I started M. Scott Peck's Further Along the Road Less Traveled: The Unending Journey Toward Spiritual Growth.
In my latest reading, one topic that Peck discussed was forgiveness.
According to Peck, some people act as if forgiveness is an easy task.
Peck refers to a "a very popular New Age book called Love Is Letting Go of Fear,
by Gerald Jampolsky, a fellow psychiatrist" (page 41), and Peck
characterizes Jampolsky's position on forgiveness to be that we should
not judge people but rather should seek out the good that is within
them. Peck believes that such an approach ignores the reality of evil.
For Peck, while there may be a reason that somebody hurt us, such as
damage that he received during his childhood, his hurting us was still
wrong. Forgiveness is us acknowledging that the person who hurt us was
wrong, and then choosing to forgive him. As Peck says on page 42, "Only after a guilty verdict can there be a pardon."

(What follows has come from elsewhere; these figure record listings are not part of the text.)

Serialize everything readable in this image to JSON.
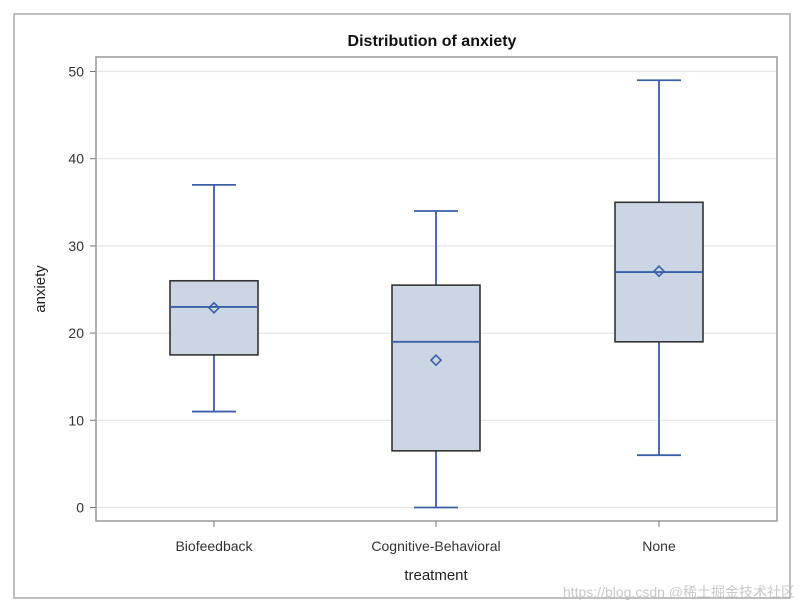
{
  "chart_data": {
    "type": "box",
    "title": "Distribution of anxiety",
    "xlabel": "treatment",
    "ylabel": "anxiety",
    "ylim": [
      -1.5,
      52
    ],
    "yticks": [
      "0",
      "10",
      "20",
      "30",
      "40",
      "50"
    ],
    "grid": true,
    "categories": [
      "Biofeedback",
      "Cognitive-Behavioral",
      "None"
    ],
    "boxes": [
      {
        "category": "Biofeedback",
        "min": 11,
        "q1": 17.5,
        "median": 23,
        "q3": 26,
        "max": 37,
        "mean": 22.9
      },
      {
        "category": "Cognitive-Behavioral",
        "min": 0,
        "q1": 6.5,
        "median": 19,
        "q3": 25.5,
        "max": 34,
        "mean": 16.9
      },
      {
        "category": "None",
        "min": 6,
        "q1": 19,
        "median": 27,
        "q3": 35,
        "max": 49,
        "mean": 27.1
      }
    ],
    "colors": {
      "box_fill": "#cbd5e4",
      "whisker": "#3a5fa6",
      "box_edge": "#333333",
      "grid": "#e4e4e4"
    }
  },
  "watermark": "https://blog.csdn @稀土掘金技术社区"
}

It's a lot of hard work for us to forgive, according to Peck, and yet
it is necessary, for unforgiveness is like us chewing our leg: we're
hurting ourselves when we don't forgive.
Do I agree with Peck?
I'm not exactly in a position to critique what he says about
forgiveness, for I know for sure that I'm not too good at forgiving
people! But I doubt that practicing what he says about forgiveness will
help me to forgive. I already know that people did me wrong. My
problem is that I revisit those wrongs in my mind over and over again,
often imagining myself telling people off.
So what should I tell
myself to help me to forgive? Although I'm not good at forgiveness,
some thoughts do help me better than others. Trying to remind myself
that we're all imperfect human beings in need of forgiveness helps me to
have a better attitude towards others, including those who have done me
wrong. While that works (somewhat) for me, however, I'm not in any
position to tell someone else (such as a victim of abuse) that it
absolutely must work for him or her. But, overall, I agree with Peck
about what forgiveness is: recognizing that someone has done us wrong,
and making a choice to let that go, to release its hold on us.